Background: Estimating the health effects of multi-pollutant mixtures is of increasing interest in environmental epidemiology. Recently, a new approach for estimating the health effects of mixtures, Bayesian kernel machine regression (BKMR), has been developed. This method estimates the multivariable exposure-response function in a flexible and parsimonious way, conducts variable selection on the (potentially high-dimensional) vector of exposures, and allows for a grouped variable selection approach that can accommodate highly correlated exposures. However, the application of this novel method has been limited by a lack of available software, the need to derive interpretable output in a computationally efficient manner, and the inability to apply the method to non-continuous outcome variables. Methods: This paper addresses these limitations by (i) introducing an open-source software package in the R programming language, the bkmr R package, (ii) demonstrating methods for visualizing high-dimensional exposure-response functions, and for estimating scientifically relevant summaries, (iii) illustrating a probit regression implementation of BKMR for binary outcomes, and (iv) describing a fast version of BKMR that utilizes a Gaussian predictive process approach. All of the methods are illustrated using fully reproducible examples with the provided R code. Results: Applying the methods to a continuous outcome example illustrated the ability of the BKMR implementation to estimate the health effects of multi-pollutant mixtures in the context of a highly nonlinear, biologically-based dose-response function, and to estimate overall, single-exposure, and interactive health effects. The Gaussian predictive process method led to a substantial reduction in the runtime, without a major decrease in accuracy.
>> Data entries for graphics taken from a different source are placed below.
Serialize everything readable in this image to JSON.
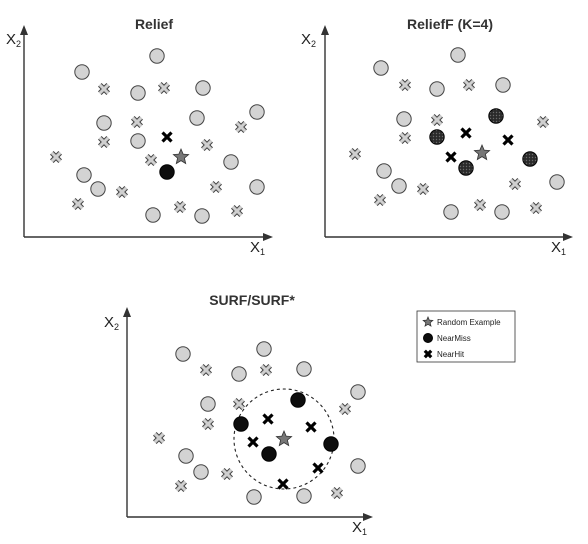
{
  "panels": [
    {
      "id": "relief",
      "title": "Relief",
      "xlabel": "X",
      "xsub": "1",
      "ylabel": "X",
      "ysub": "2"
    },
    {
      "id": "relieff",
      "title": "ReliefF (K=4)",
      "xlabel": "X",
      "xsub": "1",
      "ylabel": "X",
      "ysub": "2"
    },
    {
      "id": "surf",
      "title": "SURF/SURF*",
      "xlabel": "X",
      "xsub": "1",
      "ylabel": "X",
      "ysub": "2"
    }
  ],
  "legend": {
    "items": [
      {
        "label": "Random Example",
        "icon": "star-icon"
      },
      {
        "label": "NearMiss",
        "icon": "dark-circle-icon"
      },
      {
        "label": "NearHit",
        "icon": "bold-cross-icon"
      }
    ]
  },
  "colors": {
    "gray_circle": "#d3d3d3",
    "gray_cross": "#cfcfcf",
    "near_miss": "#0d0d0d",
    "near_miss_dotted": "#3a3a3a",
    "near_hit": "#000000",
    "star": "#777777",
    "axis": "#333333"
  }
}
In the setting of a larger number of exposures and a dichotomous outcome, the probit BKMR implementation was able to correctly identify the variables included in the exposure-response function and yielded interpretable quantities on the scale of a latent continuous outcome or on the scale of the outcome probability. Conclusions: This newly developed software, integrated suite of tools, and extended methodology makes BKMR accessible for use across a broad range of epidemiological applications in which multiple risk factors have complex effects on health.